O caso mais radical, nesse sentido, é o do misterioso monolito que anuncia a passagem do tempo entre um ato e outro. O que aquele objeto não identificado representa? Muito já se discutiu e, provavelmente, muito se discutirá acerca dessa questão. Bobagem! Por mais que a subjetividade da fruição seja sempre guiada, algumas associações feitas pelo espectador são inevitavelmente livres.
O que importa, para além do visual asséptico, impressionante para a época, da trilha sonora erudita, climática, e da atuação brilhante do grupo de atores fantasiados de macacos, no fundo, é o panorama da grande odisseia do homem – que Kubrick formatou à luz de nossas descobertas, realizadas no passado e imaginadas no futuro, desde quando aprendemos a olhar para quem está perto até quando conseguimos imaginar o que está a galáxias de distância.

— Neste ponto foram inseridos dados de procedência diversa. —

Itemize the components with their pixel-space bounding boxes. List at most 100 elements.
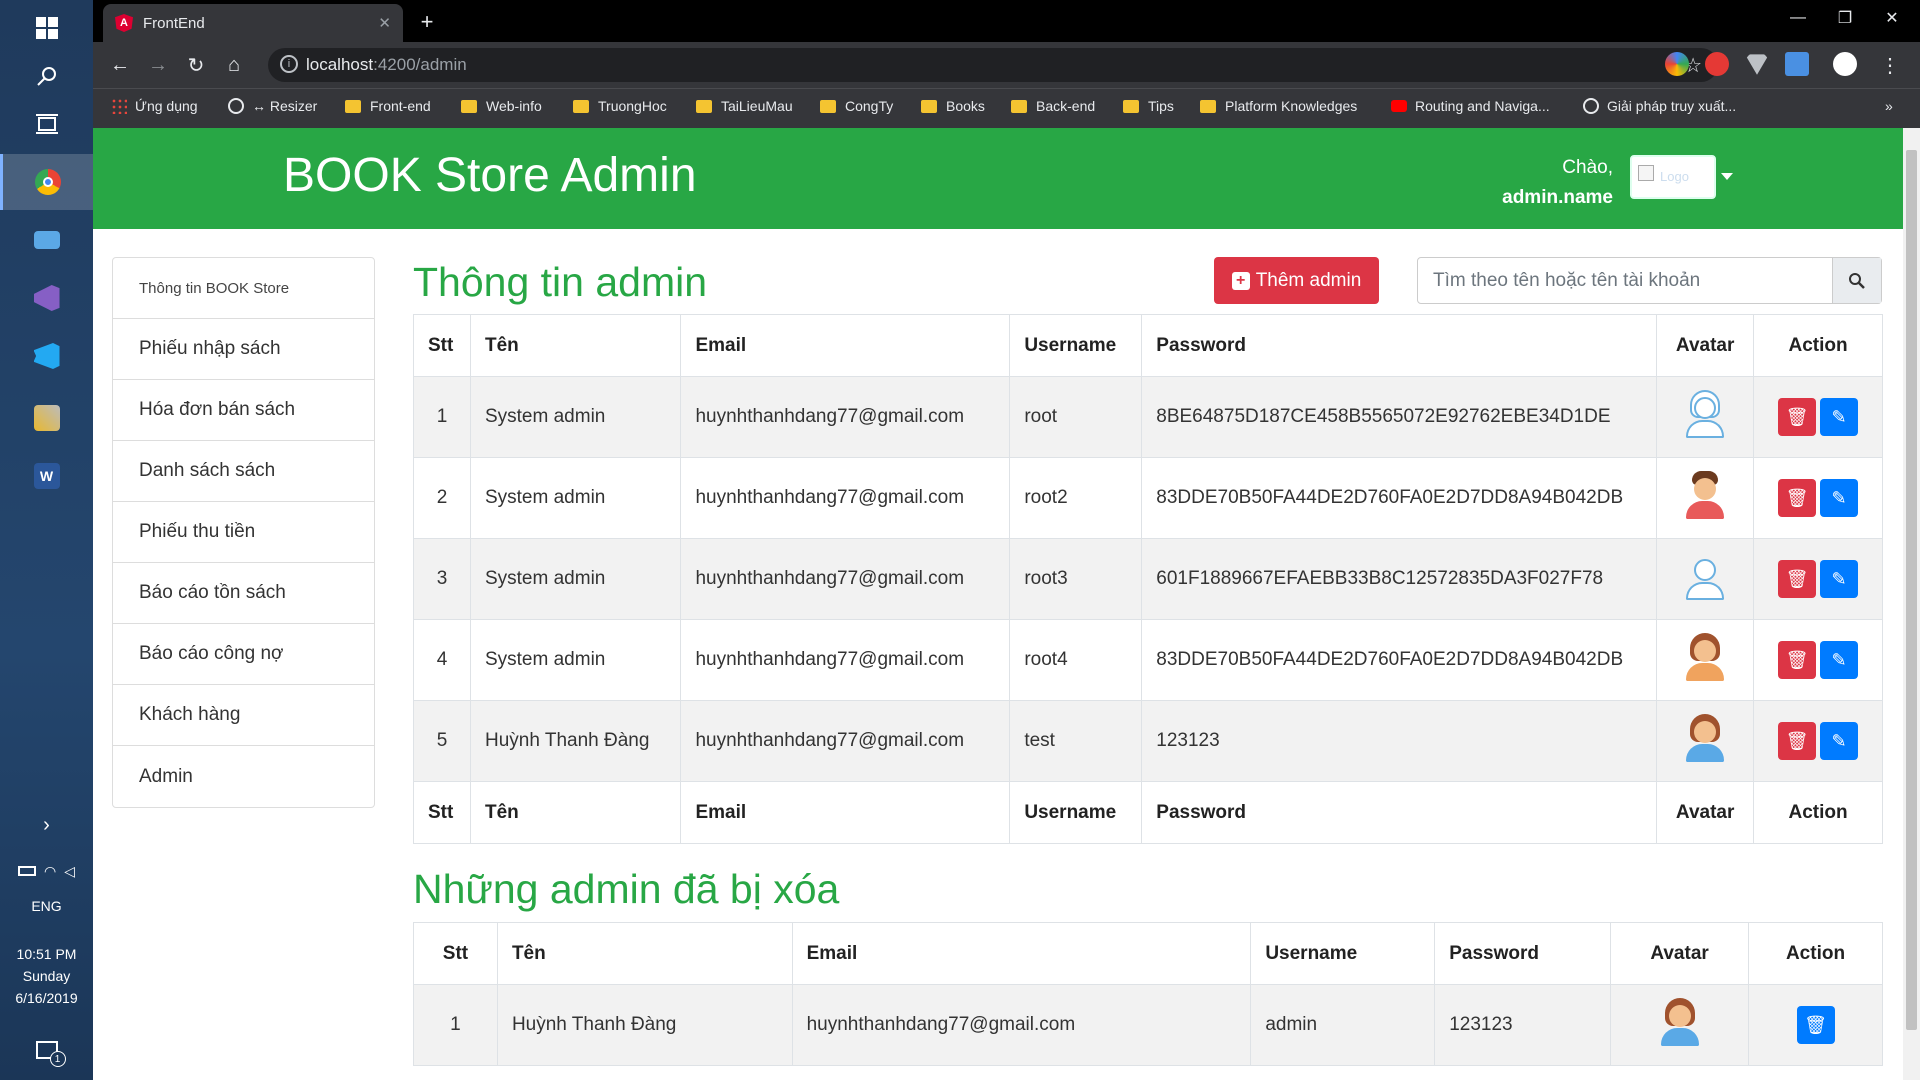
search-input[interactable] — [1418, 258, 1832, 303]
vscode-icon[interactable] — [0, 328, 93, 384]
edit-button[interactable]: ✎ — [1820, 560, 1859, 598]
translate-icon[interactable] — [1785, 52, 1809, 76]
column-header[interactable]: Action — [1748, 922, 1883, 985]
delete-button[interactable]: 🗑 — [1778, 560, 1817, 598]
task-view-icon[interactable] — [0, 96, 93, 152]
folder-icon — [1123, 99, 1139, 113]
sidebar-item-store-info[interactable]: Thông tin BOOK Store — [113, 258, 374, 319]
search-button[interactable] — [1832, 258, 1881, 303]
bookmark-youtube[interactable]: Routing and Naviga... — [1391, 98, 1550, 114]
column-header[interactable]: Password — [1141, 314, 1658, 377]
sidebar-item-import-receipts[interactable]: Phiếu nhập sách — [113, 319, 374, 380]
column-footer: Action — [1753, 781, 1883, 844]
system-tray[interactable]: ◠ ◁ — [0, 856, 93, 886]
sidebar-item-payment-receipts[interactable]: Phiếu thu tiền — [113, 502, 374, 563]
table-row: 1 System admin huynhthanhdang77@gmail.co… — [413, 376, 1883, 458]
column-header[interactable]: Stt — [413, 922, 498, 985]
column-header[interactable]: Action — [1753, 314, 1883, 377]
column-header[interactable]: Avatar — [1610, 922, 1750, 985]
female-brown-hair-avatar-icon — [1684, 633, 1726, 681]
bookmark-folder[interactable]: TaiLieuMau — [696, 98, 793, 114]
female-brown-hair-avatar-icon — [1684, 714, 1726, 762]
page-title: Thông tin admin — [413, 259, 708, 305]
reload-button[interactable]: ↻ — [181, 50, 211, 80]
address-bar[interactable]: i localhost:4200/admin ☆ — [268, 48, 1718, 82]
user-avatar-dropdown[interactable]: Logo — [1630, 155, 1716, 199]
extension-v-icon[interactable] — [1745, 54, 1769, 75]
bookmark-folder[interactable]: Platform Knowledges — [1200, 98, 1357, 114]
chevron-right-icon[interactable]: › — [0, 810, 93, 840]
page-scrollbar[interactable] — [1903, 128, 1920, 1080]
sidebar-item-debt-report[interactable]: Báo cáo công nợ — [113, 624, 374, 685]
sidebar-item-stock-report[interactable]: Báo cáo tồn sách — [113, 563, 374, 624]
bookmark-apps[interactable]: Ứng dụng — [111, 98, 198, 114]
column-header[interactable]: Tên — [469, 314, 682, 377]
bookmark-resizer[interactable]: ↔ Resizer — [228, 98, 317, 114]
edit-button[interactable]: ✎ — [1820, 398, 1859, 436]
brand-title[interactable]: BOOK Store Admin — [283, 148, 697, 203]
back-button[interactable]: ← — [105, 50, 135, 80]
notification-center-icon[interactable]: 1 — [0, 1030, 93, 1070]
folder-icon — [921, 99, 937, 113]
extension-red-icon[interactable] — [1705, 52, 1729, 76]
tools-app-icon[interactable] — [0, 390, 93, 446]
bookmark-folder[interactable]: Tips — [1123, 98, 1174, 114]
bookmark-folder[interactable]: Front-end — [345, 98, 431, 114]
column-header[interactable]: Stt — [413, 314, 471, 377]
restore-button[interactable]: 🗑 — [1796, 1006, 1835, 1044]
delete-button[interactable]: 🗑 — [1778, 722, 1817, 760]
close-window-button[interactable]: ✕ — [1864, 0, 1920, 36]
folder-icon — [345, 99, 361, 113]
bookmark-folder[interactable]: CongTy — [820, 98, 893, 114]
deleted-section-title: Những admin đã bị xóa — [413, 866, 840, 912]
clock-time[interactable]: 10:51 PM — [0, 946, 93, 962]
column-header[interactable]: Tên — [496, 922, 793, 985]
column-header[interactable]: Username — [1250, 922, 1436, 985]
chevron-down-icon[interactable] — [1721, 173, 1733, 180]
column-header[interactable]: Password — [1434, 922, 1612, 985]
word-icon[interactable]: W — [0, 448, 93, 504]
laptop-app-icon[interactable] — [0, 212, 93, 268]
table-row: 4 System admin huynhthanhdang77@gmail.co… — [413, 619, 1883, 701]
forward-button[interactable]: → — [143, 50, 173, 80]
sidebar-item-customers[interactable]: Khách hàng — [113, 685, 374, 746]
edit-button[interactable]: ✎ — [1820, 641, 1859, 679]
male-outline-avatar-icon — [1684, 552, 1726, 600]
delete-button[interactable]: 🗑 — [1778, 641, 1817, 679]
sidebar-item-book-list[interactable]: Danh sách sách — [113, 441, 374, 502]
language-indicator[interactable]: ENG — [0, 898, 93, 914]
new-tab-button[interactable]: + — [413, 8, 441, 36]
cell-email: huynhthanhdang77@gmail.com — [680, 619, 1011, 701]
column-header[interactable]: Email — [791, 922, 1252, 985]
browser-tab[interactable]: A FrontEnd ✕ — [103, 4, 403, 42]
close-tab-icon[interactable]: ✕ — [378, 14, 391, 32]
column-header[interactable]: Email — [680, 314, 1011, 377]
delete-button[interactable]: 🗑 — [1778, 479, 1817, 517]
bookmark-folder[interactable]: Books — [921, 98, 985, 114]
bookmark-globe[interactable]: Giải pháp truy xuất... — [1583, 98, 1736, 114]
visual-studio-icon[interactable] — [0, 270, 93, 326]
bookmark-folder[interactable]: Web-info — [461, 98, 542, 114]
profile-avatar-icon[interactable] — [1833, 52, 1857, 76]
menu-kebab-icon[interactable]: ⋮ — [1875, 50, 1905, 80]
site-info-icon[interactable]: i — [280, 55, 298, 73]
page-viewport: BOOK Store Admin Chào, admin.name Logo T… — [93, 128, 1920, 1080]
scrollbar-thumb[interactable] — [1906, 150, 1917, 1030]
cell-password: 123123 — [1434, 984, 1612, 1066]
column-footer: Tên — [469, 781, 682, 844]
extension-color-icon[interactable] — [1665, 52, 1689, 76]
sidebar-item-admin[interactable]: Admin — [113, 746, 374, 807]
chrome-taskbar-icon[interactable] — [0, 154, 93, 210]
add-admin-button[interactable]: + Thêm admin — [1214, 257, 1379, 304]
column-header[interactable]: Username — [1009, 314, 1143, 377]
column-header[interactable]: Avatar — [1656, 314, 1755, 377]
more-bookmarks-button[interactable]: » — [1885, 98, 1893, 114]
edit-button[interactable]: ✎ — [1820, 479, 1859, 517]
edit-button[interactable]: ✎ — [1820, 722, 1859, 760]
bookmark-folder[interactable]: Back-end — [1011, 98, 1095, 114]
home-button[interactable]: ⌂ — [219, 50, 249, 80]
tab-strip: A FrontEnd ✕ + — ❐ ✕ — [93, 0, 1920, 42]
bookmark-folder[interactable]: TruongHoc — [573, 98, 667, 114]
sidebar-item-sales-invoices[interactable]: Hóa đơn bán sách — [113, 380, 374, 441]
delete-button[interactable]: 🗑 — [1778, 398, 1817, 436]
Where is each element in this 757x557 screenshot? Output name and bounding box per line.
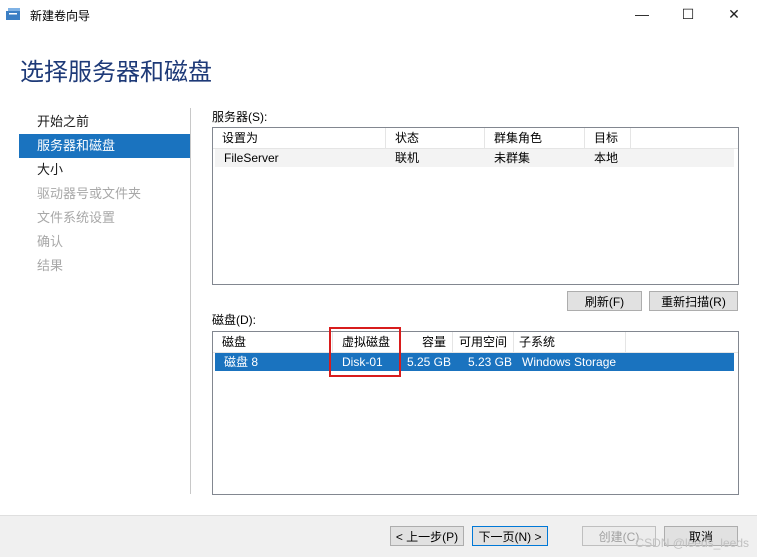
column-header[interactable]: 磁盘 — [213, 332, 333, 352]
disk-subsystem: Windows Storage — [522, 355, 617, 369]
disk-free-space: 5.23 GB — [467, 355, 512, 369]
servers-list[interactable]: 设置为 状态 群集角色 目标 FileServer 联机 未群集 本地 — [212, 127, 739, 285]
window-title: 新建卷向导 — [30, 9, 91, 23]
column-header[interactable]: 目标 — [585, 128, 631, 148]
rescan-button[interactable]: 重新扫描(R) — [649, 291, 738, 311]
disk-name: 磁盘 8 — [224, 355, 259, 369]
nav-item-size[interactable]: 大小 — [19, 158, 190, 182]
server-row[interactable]: FileServer 联机 未群集 本地 — [215, 149, 734, 167]
disk-capacity: 5.25 GB — [406, 355, 451, 369]
disk-row[interactable]: 磁盘 8 Disk-01 5.25 GB 5.23 GB Windows Sto… — [215, 353, 734, 371]
watermark: CSDN @leeds_leeds — [635, 536, 749, 550]
nav-item-drive-letter: 驱动器号或文件夹 — [37, 186, 142, 201]
minimize-button[interactable]: — — [619, 0, 665, 28]
servers-header: 设置为 状态 群集角色 目标 — [213, 128, 738, 149]
next-button[interactable]: 下一页(N) > — [472, 526, 548, 546]
refresh-button[interactable]: 刷新(F) — [567, 291, 642, 311]
maximize-button[interactable]: ☐ — [665, 0, 711, 28]
title-bar: 新建卷向导 — ☐ ✕ — [0, 0, 757, 28]
column-header[interactable]: 设置为 — [213, 128, 386, 148]
nav-item-results: 结果 — [37, 258, 64, 273]
annotation-highlight-box — [329, 327, 401, 377]
column-header[interactable]: 可用空间 — [453, 332, 514, 352]
disks-header: 磁盘 虚拟磁盘 容量 可用空间 子系统 — [213, 332, 738, 353]
page-title: 选择服务器和磁盘 — [20, 59, 212, 86]
close-button[interactable]: ✕ — [711, 0, 757, 28]
nav-item-before-you-begin[interactable]: 开始之前 — [19, 110, 190, 134]
server-status: 联机 — [395, 151, 420, 165]
nav-item-file-system: 文件系统设置 — [37, 210, 116, 225]
previous-button[interactable]: < 上一步(P) — [390, 526, 464, 546]
app-icon — [6, 8, 20, 20]
disks-label: 磁盘(D): — [212, 313, 256, 327]
column-header[interactable]: 子系统 — [514, 332, 626, 352]
wizard-nav: 开始之前 服务器和磁盘 大小 驱动器号或文件夹 文件系统设置 确认 结果 — [19, 110, 190, 278]
disks-list[interactable]: 磁盘 虚拟磁盘 容量 可用空间 子系统 磁盘 8 Disk-01 5.25 GB… — [212, 331, 739, 495]
server-name: FileServer — [224, 151, 279, 165]
column-header[interactable]: 容量 — [401, 332, 453, 352]
servers-label: 服务器(S): — [212, 110, 268, 124]
nav-divider — [190, 108, 191, 494]
server-cluster-role: 未群集 — [494, 151, 531, 165]
nav-item-confirmation: 确认 — [37, 234, 64, 249]
column-header[interactable]: 状态 — [386, 128, 485, 148]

Aproveite que não é sempre que se pode descobrir um filme imenso como este na sala de cinema. Ou redescobrir: 2001 causa impacto sempre – na primeira, na segunda, na décima vez em que é visto.
Preste atenção
A atual temporada da série Clássicos Cinemark, que já exibiu E o Vento Levou (1939), tem nesta terça-feira 2001 – Uma Odisseia no Espaço (1968) e, na última semana de junho, O Mágico de Oz (1939). Mas fique atento: os filmes são exibidos em apenas um dia, em sessões por todo o país. Em Porto Alegre, você poderá ver 2001 apenas nesta terça (29/5), às 20h, no BarraShoppingSul (Avenida Diário de Notícias, 300, bairro Cristal), com ingressos a R$ 10.